ARIA cybersecurity solutions make it easy for organizations to meet and prove compliance with the financial and IT requirements set forth by SOX. To be fully SOX-compliant, organizations must not only secure any financial and PII data, but also log and audit access to it and other critical files used in preparation of public financial reports.

Our enhanced network security solutions enable organizations to automatically monitor, apply policies against, and encrypt their high-value data, as well as control and record all devices that access that data. For full compliance assurance, all network traffic, including east-west, is not only monitored but all or specific data (like PII) is recorded for analysis and auditing purposes. These details can provide the insight needed to prove unauthorized access (if any) as well as all the exact extent of the data impacted and whether that data was encrypted, and therefore unusable.
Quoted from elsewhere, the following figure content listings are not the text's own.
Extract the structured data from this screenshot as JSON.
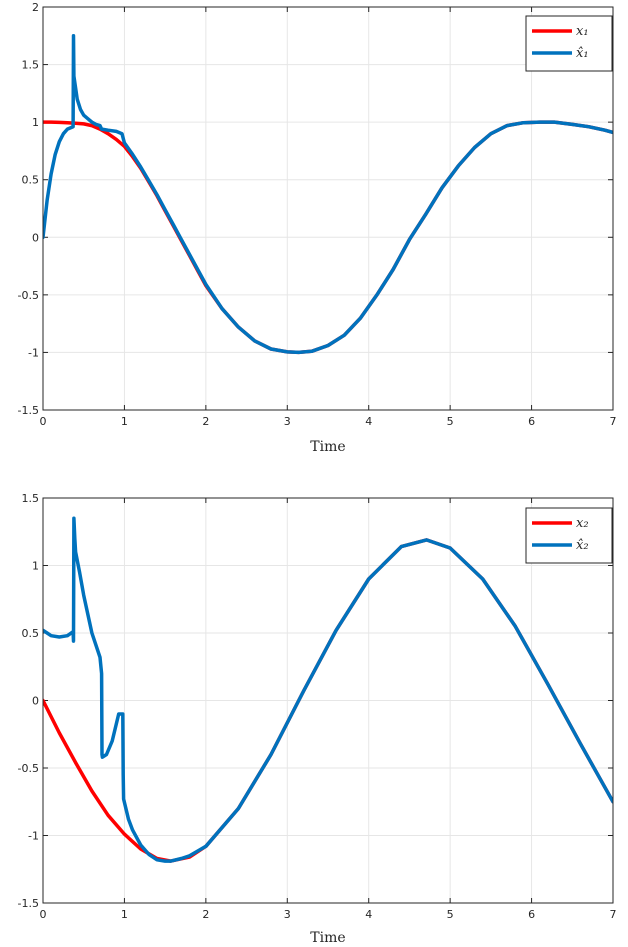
{
  "chart_data": [
    {
      "type": "line",
      "xlabel": "Time",
      "ylabel": "",
      "xlim": [
        0,
        7
      ],
      "ylim": [
        -1.5,
        2
      ],
      "xticks": [
        "0",
        "1",
        "2",
        "3",
        "4",
        "5",
        "6",
        "7"
      ],
      "yticks": [
        "-1.5",
        "-1",
        "-0.5",
        "0",
        "0.5",
        "1",
        "1.5",
        "2"
      ],
      "grid": true,
      "legend_position": "top-right",
      "series": [
        {
          "name": "x₁",
          "color": "#ff0000",
          "x": [
            0,
            0.1,
            0.2,
            0.3,
            0.4,
            0.5,
            0.6,
            0.7,
            0.8,
            0.9,
            1.0,
            1.1,
            1.2,
            1.3,
            1.4,
            1.5,
            1.6,
            1.7,
            1.8,
            1.9,
            2.0,
            2.2,
            2.4,
            2.6,
            2.8,
            3.0,
            3.14,
            3.3,
            3.5,
            3.7,
            3.9,
            4.1,
            4.3,
            4.5,
            4.7,
            4.9,
            5.1,
            5.3,
            5.5,
            5.7,
            5.9,
            6.1,
            6.28,
            6.5,
            6.7,
            6.9,
            7.0
          ],
          "y": [
            1.0,
            1.0,
            0.998,
            0.995,
            0.99,
            0.985,
            0.97,
            0.94,
            0.9,
            0.85,
            0.79,
            0.7,
            0.6,
            0.48,
            0.36,
            0.23,
            0.1,
            -0.03,
            -0.16,
            -0.29,
            -0.42,
            -0.62,
            -0.78,
            -0.9,
            -0.97,
            -0.995,
            -1.0,
            -0.99,
            -0.94,
            -0.85,
            -0.7,
            -0.5,
            -0.28,
            -0.02,
            0.2,
            0.43,
            0.62,
            0.78,
            0.9,
            0.97,
            0.995,
            1.0,
            1.0,
            0.98,
            0.96,
            0.93,
            0.91
          ]
        },
        {
          "name": "x̂₁",
          "color": "#0072bd",
          "x": [
            0,
            0.05,
            0.1,
            0.15,
            0.2,
            0.25,
            0.3,
            0.37,
            0.375,
            0.38,
            0.42,
            0.46,
            0.5,
            0.55,
            0.6,
            0.65,
            0.7,
            0.72,
            0.8,
            0.9,
            0.97,
            1.0,
            1.1,
            1.2,
            1.3,
            1.4,
            1.5,
            1.6,
            1.7,
            1.8,
            1.9,
            2.0,
            2.2,
            2.4,
            2.6,
            2.8,
            3.0,
            3.14,
            3.3,
            3.5,
            3.7,
            3.9,
            4.1,
            4.3,
            4.5,
            4.7,
            4.9,
            5.1,
            5.3,
            5.5,
            5.7,
            5.9,
            6.1,
            6.28,
            6.5,
            6.7,
            6.9,
            7.0
          ],
          "y": [
            0.0,
            0.32,
            0.55,
            0.72,
            0.83,
            0.9,
            0.94,
            0.96,
            1.75,
            1.4,
            1.2,
            1.11,
            1.06,
            1.03,
            1.0,
            0.98,
            0.97,
            0.94,
            0.93,
            0.92,
            0.9,
            0.82,
            0.72,
            0.61,
            0.49,
            0.37,
            0.24,
            0.11,
            -0.02,
            -0.15,
            -0.28,
            -0.41,
            -0.62,
            -0.78,
            -0.9,
            -0.97,
            -0.995,
            -1.0,
            -0.99,
            -0.94,
            -0.85,
            -0.7,
            -0.5,
            -0.28,
            -0.02,
            0.2,
            0.43,
            0.62,
            0.78,
            0.9,
            0.97,
            0.995,
            1.0,
            1.0,
            0.98,
            0.96,
            0.93,
            0.91
          ]
        }
      ]
    },
    {
      "type": "line",
      "xlabel": "Time",
      "ylabel": "",
      "xlim": [
        0,
        7
      ],
      "ylim": [
        -1.5,
        1.5
      ],
      "xticks": [
        "0",
        "1",
        "2",
        "3",
        "4",
        "5",
        "6",
        "7"
      ],
      "yticks": [
        "-1.5",
        "-1",
        "-0.5",
        "0",
        "0.5",
        "1",
        "1.5"
      ],
      "grid": true,
      "legend_position": "top-right",
      "series": [
        {
          "name": "x₂",
          "color": "#ff0000",
          "x": [
            0,
            0.2,
            0.4,
            0.6,
            0.8,
            1.0,
            1.2,
            1.4,
            1.57,
            1.8,
            2.0,
            2.4,
            2.8,
            3.2,
            3.6,
            4.0,
            4.4,
            4.71,
            5.0,
            5.4,
            5.8,
            6.2,
            6.6,
            7.0
          ],
          "y": [
            0.0,
            -0.24,
            -0.46,
            -0.67,
            -0.85,
            -0.99,
            -1.1,
            -1.17,
            -1.19,
            -1.16,
            -1.08,
            -0.8,
            -0.4,
            0.07,
            0.52,
            0.9,
            1.14,
            1.19,
            1.13,
            0.9,
            0.55,
            0.12,
            -0.32,
            -0.75
          ]
        },
        {
          "name": "x̂₂",
          "color": "#0072bd",
          "x": [
            0,
            0.05,
            0.1,
            0.2,
            0.3,
            0.37,
            0.375,
            0.38,
            0.39,
            0.4,
            0.45,
            0.5,
            0.6,
            0.7,
            0.72,
            0.725,
            0.73,
            0.78,
            0.85,
            0.93,
            0.98,
            0.985,
            0.99,
            1.05,
            1.1,
            1.2,
            1.3,
            1.4,
            1.5,
            1.57,
            1.7,
            1.8,
            2.0,
            2.4,
            2.8,
            3.2,
            3.6,
            4.0,
            4.4,
            4.71,
            5.0,
            5.4,
            5.8,
            6.2,
            6.6,
            7.0
          ],
          "y": [
            0.52,
            0.5,
            0.48,
            0.47,
            0.48,
            0.51,
            0.44,
            1.35,
            1.2,
            1.1,
            0.95,
            0.78,
            0.5,
            0.32,
            0.2,
            -0.4,
            -0.42,
            -0.4,
            -0.3,
            -0.1,
            -0.1,
            -0.55,
            -0.73,
            -0.88,
            -0.96,
            -1.07,
            -1.14,
            -1.18,
            -1.19,
            -1.19,
            -1.17,
            -1.15,
            -1.08,
            -0.8,
            -0.4,
            0.07,
            0.52,
            0.9,
            1.14,
            1.19,
            1.13,
            0.9,
            0.55,
            0.12,
            -0.32,
            -0.75
          ]
        }
      ]
    }
  ]
}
It is an easy and cost-effective ways for organizations to augment their existing security infrastructure and tools and to easily strengthen their security posture.

What is NIST

NIST Special Publication 800-53 provides a catalog of security controls and guidelines for all U.S. federal information systems except those related to national security. It is published by the National Institute of Standards and Technology, which is a non-regulatory agency of the United States Department of Commerce.
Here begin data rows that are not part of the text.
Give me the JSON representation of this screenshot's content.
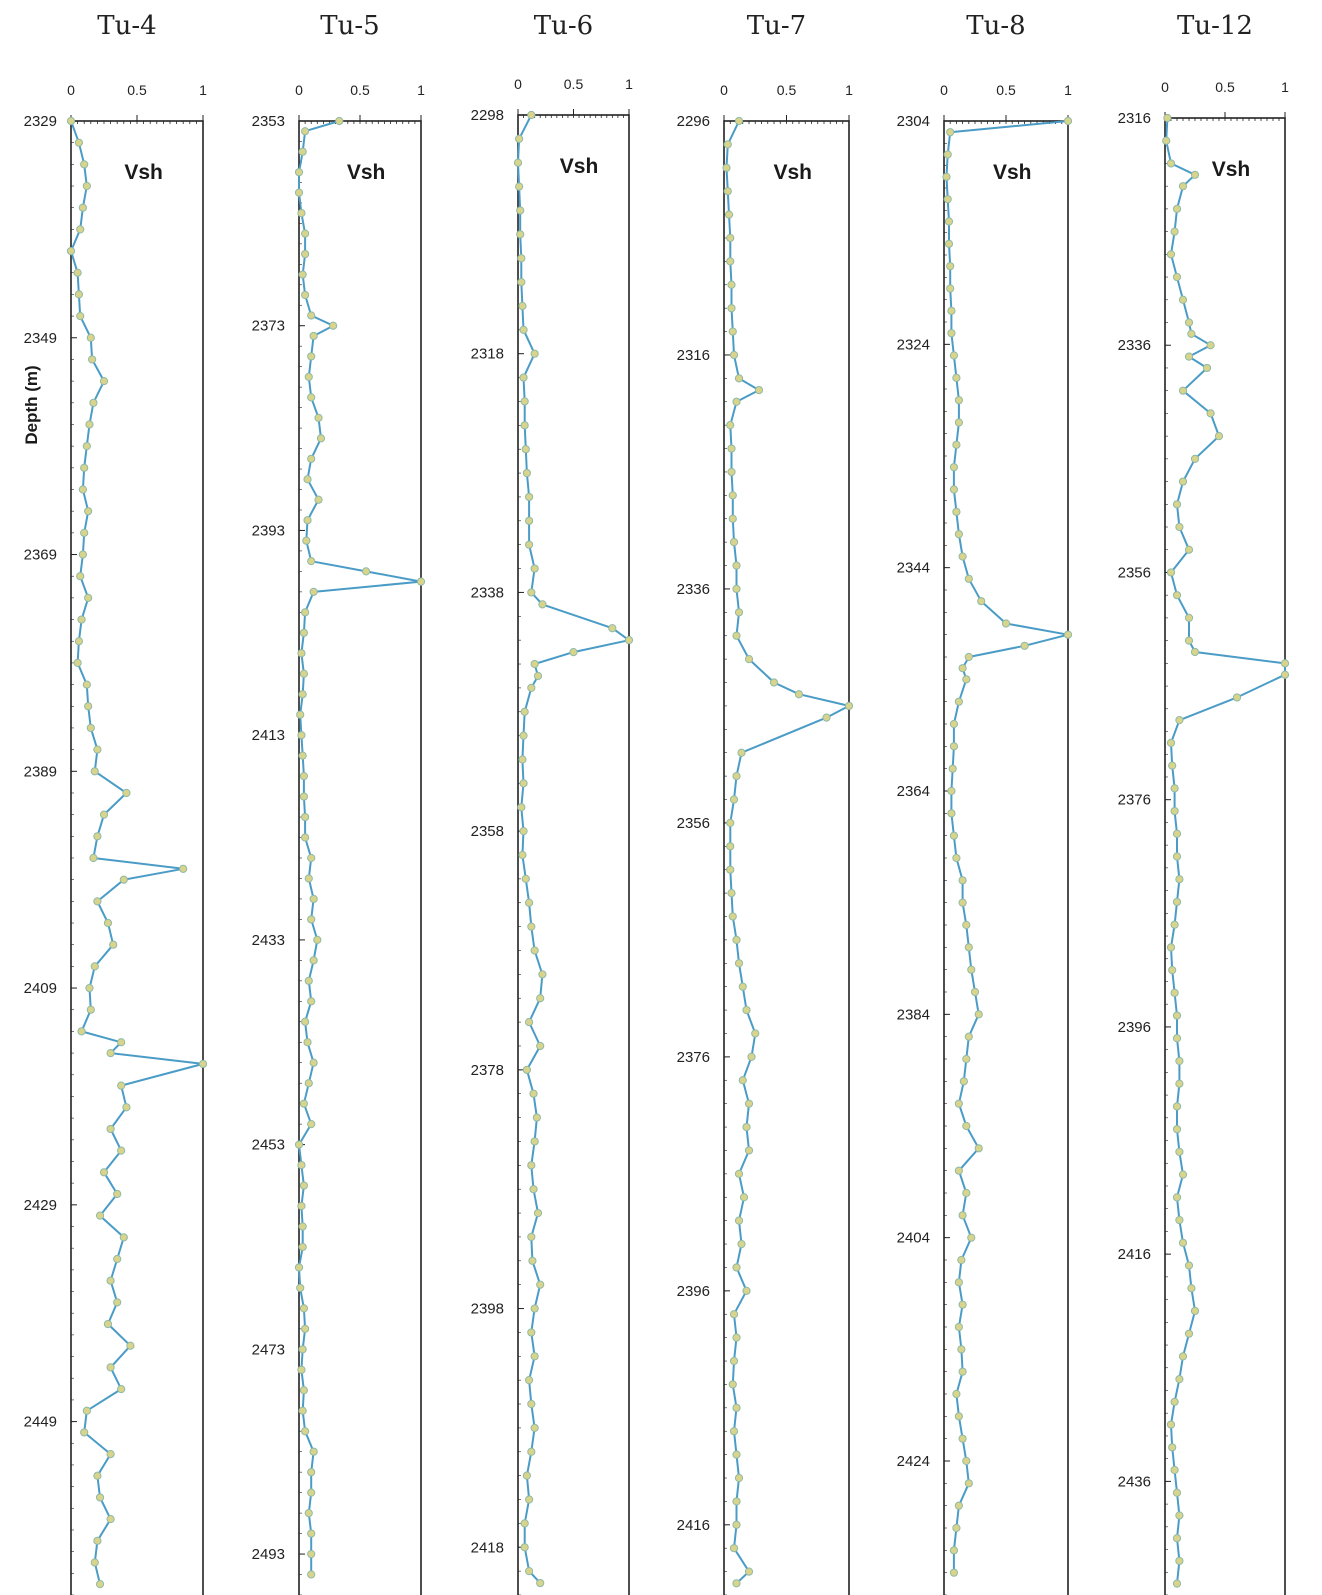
{
  "chart_data": {
    "type": "line",
    "ylabel": "Depth (m)",
    "colors": {
      "line": "#4a9cc7",
      "marker_fill": "#d9d48c",
      "marker_stroke": "#8fb9a6",
      "frame": "#222222"
    },
    "x_ticks": [
      "0",
      "0.5",
      "1"
    ],
    "xlim": [
      0,
      1
    ],
    "wells": [
      {
        "name": "Tu-4",
        "series_name": "Vsh",
        "ylim": [
          2329,
          2465
        ],
        "y_ticks": [
          "2329",
          "2349",
          "2369",
          "2389",
          "2409",
          "2429",
          "2449"
        ],
        "depth": [
          2329,
          2331,
          2333,
          2335,
          2337,
          2339,
          2341,
          2343,
          2345,
          2347,
          2349,
          2351,
          2353,
          2355,
          2357,
          2359,
          2361,
          2363,
          2365,
          2367,
          2369,
          2371,
          2373,
          2375,
          2377,
          2379,
          2381,
          2383,
          2385,
          2387,
          2389,
          2391,
          2393,
          2395,
          2397,
          2398,
          2399,
          2401,
          2403,
          2405,
          2407,
          2409,
          2411,
          2413,
          2414,
          2415,
          2416,
          2418,
          2420,
          2422,
          2424,
          2426,
          2428,
          2430,
          2432,
          2434,
          2436,
          2438,
          2440,
          2442,
          2444,
          2446,
          2448,
          2450,
          2452,
          2454,
          2456,
          2458,
          2460,
          2462,
          2464
        ],
        "vsh": [
          0.0,
          0.06,
          0.1,
          0.12,
          0.09,
          0.07,
          0.0,
          0.05,
          0.06,
          0.07,
          0.15,
          0.16,
          0.25,
          0.17,
          0.14,
          0.12,
          0.1,
          0.09,
          0.13,
          0.1,
          0.09,
          0.07,
          0.13,
          0.08,
          0.06,
          0.05,
          0.12,
          0.13,
          0.15,
          0.2,
          0.18,
          0.42,
          0.25,
          0.2,
          0.17,
          0.85,
          0.4,
          0.2,
          0.28,
          0.32,
          0.18,
          0.14,
          0.15,
          0.08,
          0.38,
          0.3,
          1.0,
          0.38,
          0.42,
          0.3,
          0.38,
          0.25,
          0.35,
          0.22,
          0.4,
          0.35,
          0.3,
          0.35,
          0.28,
          0.45,
          0.3,
          0.38,
          0.12,
          0.1,
          0.3,
          0.2,
          0.22,
          0.3,
          0.2,
          0.18,
          0.22
        ]
      },
      {
        "name": "Tu-5",
        "series_name": "Vsh",
        "ylim": [
          2353,
          2497
        ],
        "y_ticks": [
          "2353",
          "2373",
          "2393",
          "2413",
          "2433",
          "2453",
          "2473",
          "2493"
        ],
        "depth": [
          2353,
          2354,
          2356,
          2358,
          2360,
          2362,
          2364,
          2366,
          2368,
          2370,
          2372,
          2373,
          2374,
          2376,
          2378,
          2380,
          2382,
          2384,
          2386,
          2388,
          2390,
          2392,
          2394,
          2396,
          2397,
          2398,
          2399,
          2401,
          2403,
          2405,
          2407,
          2409,
          2411,
          2413,
          2415,
          2417,
          2419,
          2421,
          2423,
          2425,
          2427,
          2429,
          2431,
          2433,
          2435,
          2437,
          2439,
          2441,
          2443,
          2445,
          2447,
          2449,
          2451,
          2453,
          2455,
          2457,
          2459,
          2461,
          2463,
          2465,
          2467,
          2469,
          2471,
          2473,
          2475,
          2477,
          2479,
          2481,
          2483,
          2485,
          2487,
          2489,
          2491,
          2493,
          2495
        ],
        "vsh": [
          0.33,
          0.05,
          0.03,
          0.0,
          0.0,
          0.02,
          0.05,
          0.05,
          0.03,
          0.05,
          0.1,
          0.28,
          0.12,
          0.1,
          0.08,
          0.1,
          0.16,
          0.18,
          0.1,
          0.07,
          0.16,
          0.07,
          0.06,
          0.1,
          0.55,
          1.0,
          0.12,
          0.05,
          0.04,
          0.02,
          0.04,
          0.03,
          0.01,
          0.02,
          0.03,
          0.04,
          0.04,
          0.05,
          0.05,
          0.1,
          0.08,
          0.12,
          0.1,
          0.15,
          0.12,
          0.08,
          0.1,
          0.05,
          0.07,
          0.12,
          0.08,
          0.04,
          0.1,
          0.0,
          0.02,
          0.04,
          0.02,
          0.03,
          0.03,
          0.0,
          0.01,
          0.04,
          0.05,
          0.03,
          0.02,
          0.04,
          0.03,
          0.05,
          0.12,
          0.1,
          0.1,
          0.08,
          0.1,
          0.1,
          0.1
        ]
      },
      {
        "name": "Tu-6",
        "series_name": "Vsh",
        "ylim": [
          2298,
          2422
        ],
        "y_ticks": [
          "2298",
          "2318",
          "2338",
          "2358",
          "2378",
          "2398",
          "2418"
        ],
        "depth": [
          2298,
          2300,
          2302,
          2304,
          2306,
          2308,
          2310,
          2312,
          2314,
          2316,
          2318,
          2320,
          2322,
          2324,
          2326,
          2328,
          2330,
          2332,
          2334,
          2336,
          2338,
          2339,
          2341,
          2342,
          2343,
          2344,
          2345,
          2346,
          2348,
          2350,
          2352,
          2354,
          2356,
          2358,
          2360,
          2362,
          2364,
          2366,
          2368,
          2370,
          2372,
          2374,
          2376,
          2378,
          2380,
          2382,
          2384,
          2386,
          2388,
          2390,
          2392,
          2394,
          2396,
          2398,
          2400,
          2402,
          2404,
          2406,
          2408,
          2410,
          2412,
          2414,
          2416,
          2418,
          2420,
          2421
        ],
        "vsh": [
          0.12,
          0.01,
          0.0,
          0.01,
          0.02,
          0.02,
          0.03,
          0.03,
          0.04,
          0.05,
          0.15,
          0.05,
          0.06,
          0.06,
          0.07,
          0.08,
          0.1,
          0.1,
          0.1,
          0.15,
          0.12,
          0.22,
          0.85,
          1.0,
          0.5,
          0.15,
          0.18,
          0.12,
          0.06,
          0.05,
          0.04,
          0.05,
          0.03,
          0.05,
          0.04,
          0.07,
          0.1,
          0.12,
          0.15,
          0.22,
          0.2,
          0.1,
          0.2,
          0.08,
          0.14,
          0.17,
          0.15,
          0.12,
          0.14,
          0.18,
          0.12,
          0.13,
          0.2,
          0.15,
          0.12,
          0.15,
          0.1,
          0.12,
          0.15,
          0.12,
          0.08,
          0.1,
          0.06,
          0.06,
          0.1,
          0.2
        ]
      },
      {
        "name": "Tu-7",
        "series_name": "Vsh",
        "ylim": [
          2296,
          2422
        ],
        "y_ticks": [
          "2296",
          "2316",
          "2336",
          "2356",
          "2376",
          "2396",
          "2416"
        ],
        "depth": [
          2296,
          2298,
          2300,
          2302,
          2304,
          2306,
          2308,
          2310,
          2312,
          2314,
          2316,
          2318,
          2319,
          2320,
          2322,
          2324,
          2326,
          2328,
          2330,
          2332,
          2334,
          2336,
          2338,
          2340,
          2342,
          2344,
          2345,
          2346,
          2347,
          2350,
          2352,
          2354,
          2356,
          2358,
          2360,
          2362,
          2364,
          2366,
          2368,
          2370,
          2372,
          2374,
          2376,
          2378,
          2380,
          2382,
          2384,
          2386,
          2388,
          2390,
          2392,
          2394,
          2396,
          2398,
          2400,
          2402,
          2404,
          2406,
          2408,
          2410,
          2412,
          2414,
          2416,
          2418,
          2420,
          2421
        ],
        "vsh": [
          0.12,
          0.03,
          0.02,
          0.03,
          0.04,
          0.05,
          0.05,
          0.06,
          0.06,
          0.07,
          0.08,
          0.12,
          0.28,
          0.1,
          0.05,
          0.06,
          0.06,
          0.07,
          0.07,
          0.08,
          0.1,
          0.1,
          0.12,
          0.1,
          0.2,
          0.4,
          0.6,
          1.0,
          0.82,
          0.14,
          0.1,
          0.08,
          0.05,
          0.05,
          0.05,
          0.06,
          0.07,
          0.1,
          0.12,
          0.15,
          0.18,
          0.25,
          0.22,
          0.15,
          0.2,
          0.18,
          0.2,
          0.12,
          0.16,
          0.12,
          0.14,
          0.1,
          0.18,
          0.08,
          0.1,
          0.08,
          0.07,
          0.1,
          0.08,
          0.1,
          0.12,
          0.1,
          0.1,
          0.08,
          0.2,
          0.1
        ]
      },
      {
        "name": "Tu-8",
        "series_name": "Vsh",
        "ylim": [
          2304,
          2436
        ],
        "y_ticks": [
          "2304",
          "2324",
          "2344",
          "2364",
          "2384",
          "2404",
          "2424"
        ],
        "depth": [
          2304,
          2305,
          2307,
          2309,
          2311,
          2313,
          2315,
          2317,
          2319,
          2321,
          2323,
          2325,
          2327,
          2329,
          2331,
          2333,
          2335,
          2337,
          2339,
          2341,
          2343,
          2345,
          2347,
          2349,
          2350,
          2351,
          2352,
          2353,
          2354,
          2356,
          2358,
          2360,
          2362,
          2364,
          2366,
          2368,
          2370,
          2372,
          2374,
          2376,
          2378,
          2380,
          2382,
          2384,
          2386,
          2388,
          2390,
          2392,
          2394,
          2396,
          2398,
          2400,
          2402,
          2404,
          2406,
          2408,
          2410,
          2412,
          2414,
          2416,
          2418,
          2420,
          2422,
          2424,
          2426,
          2428,
          2430,
          2432,
          2434
        ],
        "vsh": [
          1.0,
          0.05,
          0.03,
          0.02,
          0.03,
          0.04,
          0.04,
          0.05,
          0.05,
          0.06,
          0.06,
          0.08,
          0.1,
          0.12,
          0.12,
          0.1,
          0.08,
          0.08,
          0.1,
          0.12,
          0.15,
          0.2,
          0.3,
          0.5,
          1.0,
          0.65,
          0.2,
          0.15,
          0.18,
          0.12,
          0.08,
          0.08,
          0.07,
          0.06,
          0.06,
          0.08,
          0.1,
          0.15,
          0.15,
          0.18,
          0.2,
          0.22,
          0.25,
          0.28,
          0.2,
          0.18,
          0.16,
          0.12,
          0.18,
          0.28,
          0.12,
          0.18,
          0.15,
          0.22,
          0.14,
          0.12,
          0.15,
          0.12,
          0.14,
          0.15,
          0.1,
          0.12,
          0.15,
          0.18,
          0.2,
          0.12,
          0.1,
          0.08,
          0.08
        ]
      },
      {
        "name": "Tu-12",
        "series_name": "Vsh",
        "ylim": [
          2316,
          2446
        ],
        "y_ticks": [
          "2316",
          "2336",
          "2356",
          "2376",
          "2396",
          "2416",
          "2436"
        ],
        "depth": [
          2316,
          2318,
          2320,
          2321,
          2322,
          2324,
          2326,
          2328,
          2330,
          2332,
          2334,
          2335,
          2336,
          2337,
          2338,
          2340,
          2342,
          2344,
          2346,
          2348,
          2350,
          2352,
          2354,
          2356,
          2358,
          2360,
          2362,
          2363,
          2364,
          2365,
          2367,
          2369,
          2371,
          2373,
          2375,
          2377,
          2379,
          2381,
          2383,
          2385,
          2387,
          2389,
          2391,
          2393,
          2395,
          2397,
          2399,
          2401,
          2403,
          2405,
          2407,
          2409,
          2411,
          2413,
          2415,
          2417,
          2419,
          2421,
          2423,
          2425,
          2427,
          2429,
          2431,
          2433,
          2435,
          2437,
          2439,
          2441,
          2443,
          2445
        ],
        "vsh": [
          0.02,
          0.01,
          0.05,
          0.25,
          0.15,
          0.1,
          0.08,
          0.05,
          0.1,
          0.15,
          0.2,
          0.22,
          0.38,
          0.2,
          0.35,
          0.15,
          0.38,
          0.45,
          0.25,
          0.15,
          0.1,
          0.12,
          0.2,
          0.05,
          0.1,
          0.2,
          0.2,
          0.25,
          1.0,
          1.0,
          0.6,
          0.12,
          0.05,
          0.06,
          0.08,
          0.08,
          0.1,
          0.1,
          0.12,
          0.1,
          0.08,
          0.05,
          0.06,
          0.08,
          0.1,
          0.1,
          0.12,
          0.12,
          0.1,
          0.1,
          0.12,
          0.15,
          0.1,
          0.12,
          0.15,
          0.2,
          0.22,
          0.25,
          0.2,
          0.15,
          0.12,
          0.08,
          0.05,
          0.06,
          0.08,
          0.1,
          0.12,
          0.1,
          0.12,
          0.1
        ]
      }
    ]
  }
}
NIST develops and issues standards, guidelines, and other publications to assist federal agencies in implementing the Federal Information Security Management Act of 2002 (FISMA) and to help with managing cost effective programs to protect their information and information systems.


Our Solution:

ARIA cybersecurity solutions make it easy for federal agencies, including those in the government, healthcare, and education industries, to follow the incident response standards and requirements specifically set forth by NIST 800.53.

Our enhanced network security, data security, and incident response solutions enable organizations to meet 800.86 for forensic incident response as well as 800.171 for inspection. For fast, focused breach response, our solutions enable automated notification and detailed reporting of verified breaches. This detailed information can be redirected to existing threat analysis tools, such as SIEM or IPS, for a complete forensic analysis that can be completed in just hours, not the typical weeks or months.

Organizations rely on ARIA for a flexible, scalable, and cost-effective way for data protection, including not only data encryption but also encryption key generation and management, which is critical in meeting the FIPS 199 and FIPS 200 requirements. Our solutions also augment any organization’s existing security infrastructure and tools to strengthen their overall security posture.